The FBI director added investigations into white supremacists were handled in a "similar" way to cases involving foreign terrorists — although acknowledged the FBI did have more tools available to battle foreign terrorists, such as FISA.
While domestic terrorism is not specifically an offense in the US, Wray suggested needing to invoke different laws did not compromise the effectiveness of terrorism busting efforts nationally.
"Sometimes the best charge may not be terrorism. There may be reasons why it's simple, easier, quicker, less resource intensive, and you can still get a long sentence. Even though you might not see them from your end as a domestic terrorism charge, they are very much domestic terrorism cases that are just being brought under other criminal offenses," he explained.
"We have brought neo-Nazi cases and will continue to bring them when we have the elements of the offense. I have not been hearing from my folks that they have felt hamstrung in that space.
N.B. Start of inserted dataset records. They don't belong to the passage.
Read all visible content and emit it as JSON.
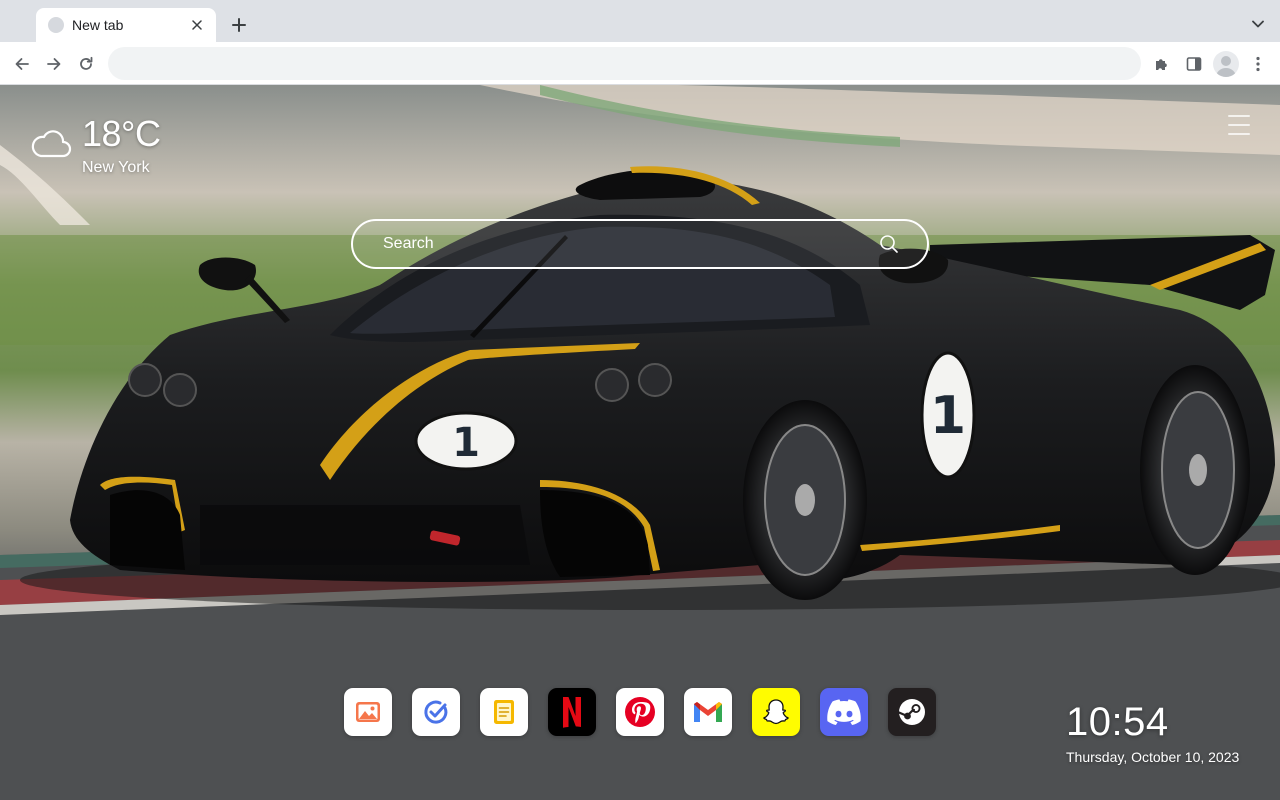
{
  "browser": {
    "tab": {
      "title": "New tab"
    },
    "omnibox": {
      "value": "",
      "placeholder": ""
    },
    "icons": {
      "tab_close": "close-icon",
      "new_tab": "plus-icon",
      "tab_search": "chevron-down-icon",
      "back": "arrow-left-icon",
      "forward": "arrow-right-icon",
      "reload": "reload-icon",
      "extensions": "puzzle-icon",
      "side_panel": "side-panel-icon",
      "profile": "avatar-icon",
      "more": "kebab-menu-icon"
    }
  },
  "weather": {
    "temperature": "18°C",
    "city": "New York",
    "icon": "cloud-icon"
  },
  "search": {
    "placeholder": "Search",
    "icon": "search-icon"
  },
  "dock": {
    "apps": [
      {
        "name": "Photos",
        "icon": "photos-icon",
        "bg": "#ffffff",
        "accent": "#f26b3a"
      },
      {
        "name": "Tasks",
        "icon": "check-circle-icon",
        "bg": "#ffffff",
        "accent": "#4a73e8"
      },
      {
        "name": "Notes",
        "icon": "notes-icon",
        "bg": "#ffffff",
        "accent": "#f5b800"
      },
      {
        "name": "Netflix",
        "icon": "netflix-icon",
        "bg": "#000000",
        "accent": "#e50914"
      },
      {
        "name": "Pinterest",
        "icon": "pinterest-icon",
        "bg": "#ffffff",
        "accent": "#e60023"
      },
      {
        "name": "Gmail",
        "icon": "gmail-icon",
        "bg": "#ffffff",
        "accent": "#ea4335"
      },
      {
        "name": "Snapchat",
        "icon": "snapchat-icon",
        "bg": "#fffc00",
        "accent": "#ffffff"
      },
      {
        "name": "Discord",
        "icon": "discord-icon",
        "bg": "#5865f2",
        "accent": "#ffffff"
      },
      {
        "name": "Steam",
        "icon": "steam-icon",
        "bg": "#231f20",
        "accent": "#ffffff"
      }
    ]
  },
  "clock": {
    "time": "10:54",
    "date": "Thursday, October 10, 2023"
  },
  "menu": {
    "icon": "hamburger-menu-icon"
  },
  "colors": {
    "tabstrip": "#dee1e6",
    "toolbar": "#ffffff",
    "omnibox": "#f1f3f4",
    "text_light": "#ffffff"
  }
}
But, as I have said, we could always use more tools in that toolbox to be effective as possible."
Not All Terrorists Are Muslims
Wray's comments follow the release of a Government Accountability Office report that found there have been three times as many terror attacks committed by "far right violent extremists" than those affiliated with international terrorist groups since September 11, 2001. Moreover, it found that despite over US$50 million being spent by the Department of Homeland Security in 2016 alone on countering the growth of violent extremism in the US, there was no mechanism in place to determine whether efforts apart from surveillance and law enforcement had been effective.
From September 12 2001 until December 31 2016, "far right violent extremists," committed 62 terror attacks in the US, resulting in 106 fatalities. During the same period, radical Islamist terrorists committed 23 attacks in the US, killing 119 people — although 41 percent of those killings occurred in the 2016 Orlando club attack, which left 49 dead and 53 wounded.
The perpetrator of the Pulse attack — the deadliest mass shooting in US history — was a US-born security guard of Afghani origins, Omar Mateen. Some reports suggest he was often seen at the largely gay club, and he may not have been inspired by Islamic extremist ideology.
Also tagged as the work of radical Islamic terrorists were the 2002 "Beltway Sniper" shootings, in which 10 people were killed in Washington, Virginia and Maryland. However, while perpetrators John Allen Muhammad and Lee Boyd Malvo were both Muslims, a motive for the killings was never conclusively established, and investigators eliminated terrorist ties or political ideologies as even contributing factors to the spree.
Tellingly, the GAO noted far left-wing violent extremist groups did not result in any fatalities during the period studied. Such findings raise yet further questions about US law enforcement's documented prioritization of battling the Antifa movement rather than white supremacists and other extreme right-wing groups.